Sharon Springs-Wallace County High School football coach Kevin Ayers admitted his team is far from the biggest, but what the Wildcats sacrifice in size, they make up for in aggressiveness and discipline.

Those qualities have played a significant role in the reason why Wallace County (10-0) leads eight-man football in Kansas in points allowed, giving up 5.6 points per game.

"It's a group that when you look out there, there aren't any big glaring all-stars," Ayers said. "It's a defensive unit that plays exceptionally well together."

Wallace County will travel Saturday to Kensington-Thunder Ridge for the Eight-Man Division II sub-state championship game. Game time is 4 p.m.

The winner will earn a berth in the state championship game Nov. 17 at Newton.

For the Wildcats, this would have additional meaning, because though Ayers has gone to the playoffs every year he's coached Wallace County, the Wildcats haven't been past the first round since 2007 when they won the state title.

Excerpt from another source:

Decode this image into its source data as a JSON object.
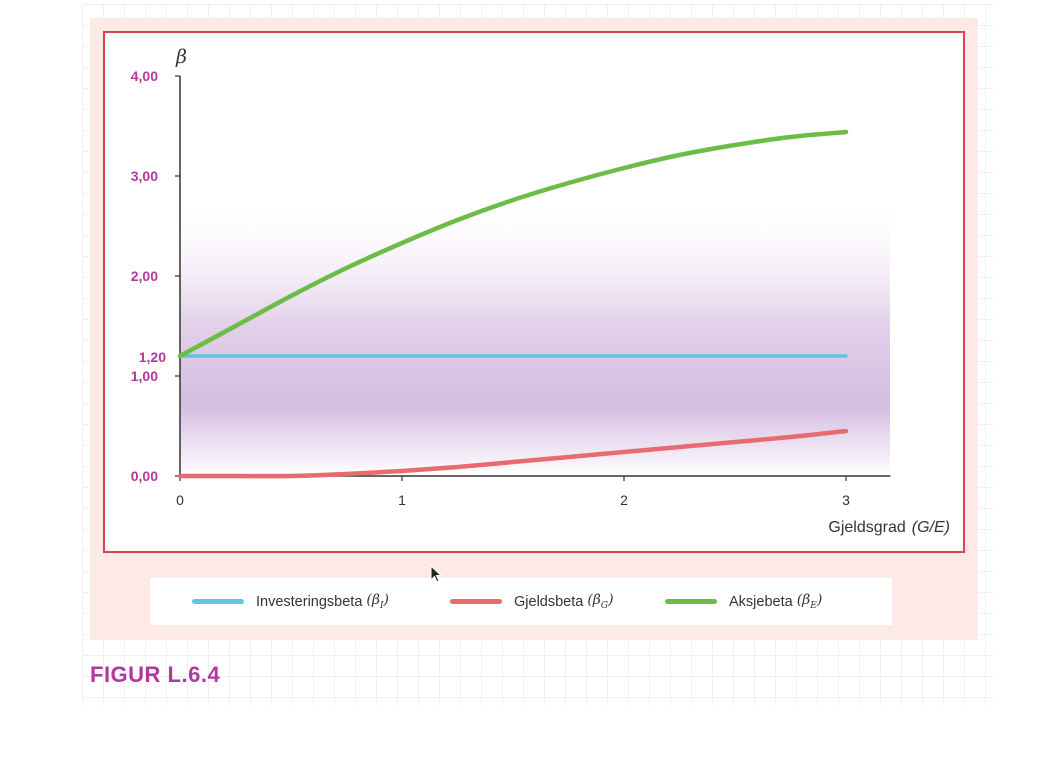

The past two years, Wallace County has been bounced from the playoffs by Thunder Ridge, but Ayers said those losses won't be necessary to provide his team with motivation for Saturday.

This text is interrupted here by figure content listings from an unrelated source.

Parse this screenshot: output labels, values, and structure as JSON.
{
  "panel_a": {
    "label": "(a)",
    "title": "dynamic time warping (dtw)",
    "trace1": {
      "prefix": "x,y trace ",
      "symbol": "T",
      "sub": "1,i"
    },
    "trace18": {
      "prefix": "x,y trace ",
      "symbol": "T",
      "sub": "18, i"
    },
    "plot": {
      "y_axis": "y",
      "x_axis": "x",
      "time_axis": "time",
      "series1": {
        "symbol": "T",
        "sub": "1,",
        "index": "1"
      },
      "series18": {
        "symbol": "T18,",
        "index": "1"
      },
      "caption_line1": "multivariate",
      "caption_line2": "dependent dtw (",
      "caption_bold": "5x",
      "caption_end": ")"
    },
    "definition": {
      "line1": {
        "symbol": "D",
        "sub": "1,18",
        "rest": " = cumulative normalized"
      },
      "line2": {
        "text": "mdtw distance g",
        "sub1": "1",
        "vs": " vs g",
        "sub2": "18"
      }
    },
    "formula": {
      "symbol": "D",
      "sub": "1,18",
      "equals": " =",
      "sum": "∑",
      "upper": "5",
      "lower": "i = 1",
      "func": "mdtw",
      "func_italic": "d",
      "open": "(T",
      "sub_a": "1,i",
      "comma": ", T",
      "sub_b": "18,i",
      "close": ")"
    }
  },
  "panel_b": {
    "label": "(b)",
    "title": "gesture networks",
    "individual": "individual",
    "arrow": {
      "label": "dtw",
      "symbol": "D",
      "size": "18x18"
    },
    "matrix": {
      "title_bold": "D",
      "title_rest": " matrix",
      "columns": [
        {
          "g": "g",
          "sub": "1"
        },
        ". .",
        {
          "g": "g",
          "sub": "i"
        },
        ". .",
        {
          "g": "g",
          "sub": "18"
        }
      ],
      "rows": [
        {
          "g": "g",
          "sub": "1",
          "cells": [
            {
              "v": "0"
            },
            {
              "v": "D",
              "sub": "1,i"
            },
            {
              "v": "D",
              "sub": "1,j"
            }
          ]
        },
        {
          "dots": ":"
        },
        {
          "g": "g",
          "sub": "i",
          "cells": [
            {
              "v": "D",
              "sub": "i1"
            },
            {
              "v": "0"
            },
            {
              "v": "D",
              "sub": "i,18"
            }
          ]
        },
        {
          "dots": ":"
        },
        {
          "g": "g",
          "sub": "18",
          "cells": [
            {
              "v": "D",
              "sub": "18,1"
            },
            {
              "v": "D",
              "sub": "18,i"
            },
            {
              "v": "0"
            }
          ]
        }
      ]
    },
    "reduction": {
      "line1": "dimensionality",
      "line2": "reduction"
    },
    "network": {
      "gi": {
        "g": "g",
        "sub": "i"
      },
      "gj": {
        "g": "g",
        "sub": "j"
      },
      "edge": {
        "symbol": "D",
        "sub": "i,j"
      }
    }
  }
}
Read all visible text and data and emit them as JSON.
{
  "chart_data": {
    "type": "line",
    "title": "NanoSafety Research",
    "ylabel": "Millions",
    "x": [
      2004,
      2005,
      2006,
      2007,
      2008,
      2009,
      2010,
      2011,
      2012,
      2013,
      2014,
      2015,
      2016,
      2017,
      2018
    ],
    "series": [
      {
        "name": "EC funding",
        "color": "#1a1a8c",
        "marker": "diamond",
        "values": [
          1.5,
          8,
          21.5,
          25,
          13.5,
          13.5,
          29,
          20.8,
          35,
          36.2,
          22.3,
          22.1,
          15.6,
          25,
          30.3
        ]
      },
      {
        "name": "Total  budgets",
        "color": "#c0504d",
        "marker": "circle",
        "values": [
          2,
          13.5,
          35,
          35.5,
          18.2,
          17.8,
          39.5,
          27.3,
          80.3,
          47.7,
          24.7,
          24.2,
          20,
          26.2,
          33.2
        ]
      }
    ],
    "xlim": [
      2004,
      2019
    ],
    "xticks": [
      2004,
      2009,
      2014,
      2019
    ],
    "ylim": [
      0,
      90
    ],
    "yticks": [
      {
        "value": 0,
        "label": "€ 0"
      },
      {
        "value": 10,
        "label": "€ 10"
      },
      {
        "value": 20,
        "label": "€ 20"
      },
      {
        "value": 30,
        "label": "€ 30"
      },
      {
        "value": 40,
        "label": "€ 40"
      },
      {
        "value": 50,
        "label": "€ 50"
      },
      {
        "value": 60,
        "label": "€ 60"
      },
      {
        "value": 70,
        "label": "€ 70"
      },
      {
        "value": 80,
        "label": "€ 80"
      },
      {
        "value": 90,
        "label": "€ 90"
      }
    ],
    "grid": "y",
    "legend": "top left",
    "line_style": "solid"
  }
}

"At this stage of the game, when it's the sub-state game ... everybody wants it," Ayers said. "Both teams are going to be highly motivated."

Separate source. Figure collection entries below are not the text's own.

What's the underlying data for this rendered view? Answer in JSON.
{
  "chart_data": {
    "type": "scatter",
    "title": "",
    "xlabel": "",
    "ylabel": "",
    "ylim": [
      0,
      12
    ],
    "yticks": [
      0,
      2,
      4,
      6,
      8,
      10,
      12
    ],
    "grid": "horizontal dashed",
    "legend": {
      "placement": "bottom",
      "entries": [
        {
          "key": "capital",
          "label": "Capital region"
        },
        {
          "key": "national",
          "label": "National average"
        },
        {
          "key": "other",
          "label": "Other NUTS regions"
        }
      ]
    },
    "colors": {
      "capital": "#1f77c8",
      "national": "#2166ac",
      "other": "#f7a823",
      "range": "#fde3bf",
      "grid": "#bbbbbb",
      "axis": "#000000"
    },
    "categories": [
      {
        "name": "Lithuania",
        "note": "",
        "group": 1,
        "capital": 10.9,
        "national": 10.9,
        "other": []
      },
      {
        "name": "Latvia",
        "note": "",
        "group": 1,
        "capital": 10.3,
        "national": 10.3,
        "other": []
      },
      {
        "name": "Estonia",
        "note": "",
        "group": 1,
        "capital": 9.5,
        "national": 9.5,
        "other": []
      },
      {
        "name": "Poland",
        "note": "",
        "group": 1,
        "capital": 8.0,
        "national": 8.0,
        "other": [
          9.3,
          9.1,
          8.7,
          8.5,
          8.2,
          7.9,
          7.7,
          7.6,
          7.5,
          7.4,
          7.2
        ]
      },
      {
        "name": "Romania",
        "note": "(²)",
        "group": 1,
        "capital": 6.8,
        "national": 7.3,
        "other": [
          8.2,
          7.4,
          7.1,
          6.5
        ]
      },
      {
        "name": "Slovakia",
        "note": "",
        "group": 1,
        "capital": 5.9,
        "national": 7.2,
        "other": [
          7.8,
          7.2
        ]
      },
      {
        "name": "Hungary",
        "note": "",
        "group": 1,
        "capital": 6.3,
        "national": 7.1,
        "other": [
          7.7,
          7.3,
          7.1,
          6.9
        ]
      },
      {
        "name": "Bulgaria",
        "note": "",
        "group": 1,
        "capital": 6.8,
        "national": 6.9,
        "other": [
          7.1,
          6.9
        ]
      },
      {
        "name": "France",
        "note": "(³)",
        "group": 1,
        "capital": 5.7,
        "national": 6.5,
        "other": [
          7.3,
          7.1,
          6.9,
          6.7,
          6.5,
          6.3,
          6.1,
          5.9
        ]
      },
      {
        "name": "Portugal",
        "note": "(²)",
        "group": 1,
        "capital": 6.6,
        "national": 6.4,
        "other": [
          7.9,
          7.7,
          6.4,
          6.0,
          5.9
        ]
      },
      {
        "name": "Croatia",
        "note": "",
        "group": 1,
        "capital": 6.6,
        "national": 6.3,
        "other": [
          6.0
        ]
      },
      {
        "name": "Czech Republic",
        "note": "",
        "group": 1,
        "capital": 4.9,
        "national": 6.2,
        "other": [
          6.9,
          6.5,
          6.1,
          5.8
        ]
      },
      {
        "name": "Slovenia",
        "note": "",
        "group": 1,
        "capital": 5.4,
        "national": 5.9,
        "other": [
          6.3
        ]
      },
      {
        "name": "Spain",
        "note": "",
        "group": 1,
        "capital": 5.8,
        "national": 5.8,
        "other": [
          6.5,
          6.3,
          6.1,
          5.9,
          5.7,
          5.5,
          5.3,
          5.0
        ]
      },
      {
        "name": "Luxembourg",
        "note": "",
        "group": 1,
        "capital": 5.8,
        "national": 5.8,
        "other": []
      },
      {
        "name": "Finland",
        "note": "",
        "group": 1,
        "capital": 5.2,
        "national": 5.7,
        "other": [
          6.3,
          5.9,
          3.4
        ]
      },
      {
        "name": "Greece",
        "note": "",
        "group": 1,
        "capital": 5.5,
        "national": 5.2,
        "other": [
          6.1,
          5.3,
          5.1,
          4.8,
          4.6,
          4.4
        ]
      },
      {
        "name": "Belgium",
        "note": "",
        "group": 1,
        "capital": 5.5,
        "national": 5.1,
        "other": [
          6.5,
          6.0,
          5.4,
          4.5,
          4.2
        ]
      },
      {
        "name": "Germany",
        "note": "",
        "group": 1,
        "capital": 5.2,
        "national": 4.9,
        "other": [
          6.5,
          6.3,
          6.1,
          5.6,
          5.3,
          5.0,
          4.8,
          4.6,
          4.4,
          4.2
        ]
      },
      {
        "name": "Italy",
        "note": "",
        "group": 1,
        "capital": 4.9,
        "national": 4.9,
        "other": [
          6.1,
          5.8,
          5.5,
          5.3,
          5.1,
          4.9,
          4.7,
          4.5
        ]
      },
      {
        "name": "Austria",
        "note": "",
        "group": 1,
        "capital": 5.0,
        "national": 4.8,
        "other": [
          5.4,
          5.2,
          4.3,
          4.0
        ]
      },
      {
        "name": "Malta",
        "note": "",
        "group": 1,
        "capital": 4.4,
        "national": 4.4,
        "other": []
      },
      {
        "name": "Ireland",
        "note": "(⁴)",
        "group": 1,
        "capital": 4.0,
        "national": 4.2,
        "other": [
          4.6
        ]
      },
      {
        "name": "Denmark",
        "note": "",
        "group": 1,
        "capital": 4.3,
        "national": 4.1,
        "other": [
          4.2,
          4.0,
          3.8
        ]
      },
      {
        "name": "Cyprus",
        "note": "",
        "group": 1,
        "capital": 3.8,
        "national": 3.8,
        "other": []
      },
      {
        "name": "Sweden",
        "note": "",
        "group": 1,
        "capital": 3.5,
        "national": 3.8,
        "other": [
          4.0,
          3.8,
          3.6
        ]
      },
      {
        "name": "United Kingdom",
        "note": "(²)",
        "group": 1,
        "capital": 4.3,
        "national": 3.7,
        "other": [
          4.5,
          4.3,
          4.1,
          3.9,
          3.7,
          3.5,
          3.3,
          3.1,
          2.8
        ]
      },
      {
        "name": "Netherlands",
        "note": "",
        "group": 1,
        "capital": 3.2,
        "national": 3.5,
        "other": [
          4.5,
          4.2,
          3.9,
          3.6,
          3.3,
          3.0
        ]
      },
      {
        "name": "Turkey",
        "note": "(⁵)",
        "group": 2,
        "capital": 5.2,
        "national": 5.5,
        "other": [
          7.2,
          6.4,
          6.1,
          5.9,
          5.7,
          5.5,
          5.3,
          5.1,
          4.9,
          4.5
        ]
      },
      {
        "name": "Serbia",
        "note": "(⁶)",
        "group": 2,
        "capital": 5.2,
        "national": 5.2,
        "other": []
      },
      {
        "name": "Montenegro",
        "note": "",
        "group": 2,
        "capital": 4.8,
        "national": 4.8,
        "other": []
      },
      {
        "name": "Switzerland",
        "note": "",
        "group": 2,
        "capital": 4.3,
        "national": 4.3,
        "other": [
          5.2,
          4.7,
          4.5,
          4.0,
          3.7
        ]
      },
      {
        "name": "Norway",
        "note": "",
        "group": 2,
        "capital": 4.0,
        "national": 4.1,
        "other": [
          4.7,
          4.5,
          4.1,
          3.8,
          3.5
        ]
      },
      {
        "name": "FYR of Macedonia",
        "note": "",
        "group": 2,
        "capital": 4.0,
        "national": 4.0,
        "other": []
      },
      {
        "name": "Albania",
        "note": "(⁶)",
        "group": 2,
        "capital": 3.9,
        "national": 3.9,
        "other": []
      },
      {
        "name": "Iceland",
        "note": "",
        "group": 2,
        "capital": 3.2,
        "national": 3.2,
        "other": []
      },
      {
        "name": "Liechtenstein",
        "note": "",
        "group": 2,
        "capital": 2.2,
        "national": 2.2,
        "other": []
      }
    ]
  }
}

Wallace County runs a 3-2 defense but has thrown in a stack defense in recent weeks.

Senior linebacker Lane Perry, who leads his team with 7.1 tackles per game, said communication is important on defense since every player must execute his assignment.

"We work together great," Perry said. "Defensively, there is always a lot of chatter with us. We always seem to be able to communicate and get to where we need to be."

Wallace County isn't physically imposing. Only four players on the Wildcats' 22-man roster weigh 180 pounds or more, according to maxpreps.com.

Ayers said the key to their success has been their experience

"We've got a lot of kids that have been coached in the fundamentals of this defense since they were freshmen, so they've done the drills for four years," Ayers said. "... They play aggressive, play very disciplined, and that's allowed us to do good things defensively."

Wallace County has allowed more than one touchdown in a game just twice this season, and both happened in the first three weeks of the season, giving up 20 on the road at Dighton and 12 at Triplains-Brewster.

Ayers said their defensive numbers might be even more impressive if Wallace County left its defensive starters in the game throughout blowouts, as several of the touchdowns were scored against the reserves.

However, Ayers and Perry agreed Thunder Ridge likely will present the toughest challenge to their defense they've seen all season. The Longhorns have the second-best scoring offense in Eight-Man Division II, posting 50.4 points per game.

Ayers said Thunder Ridge is big and senior fullback Trevor Lowe runs hard.

"I'd say these guys are probably the best team offensively we are going to play so far just because they are bigger than us," Perry said. "But we've always looked at that as a challenge for us."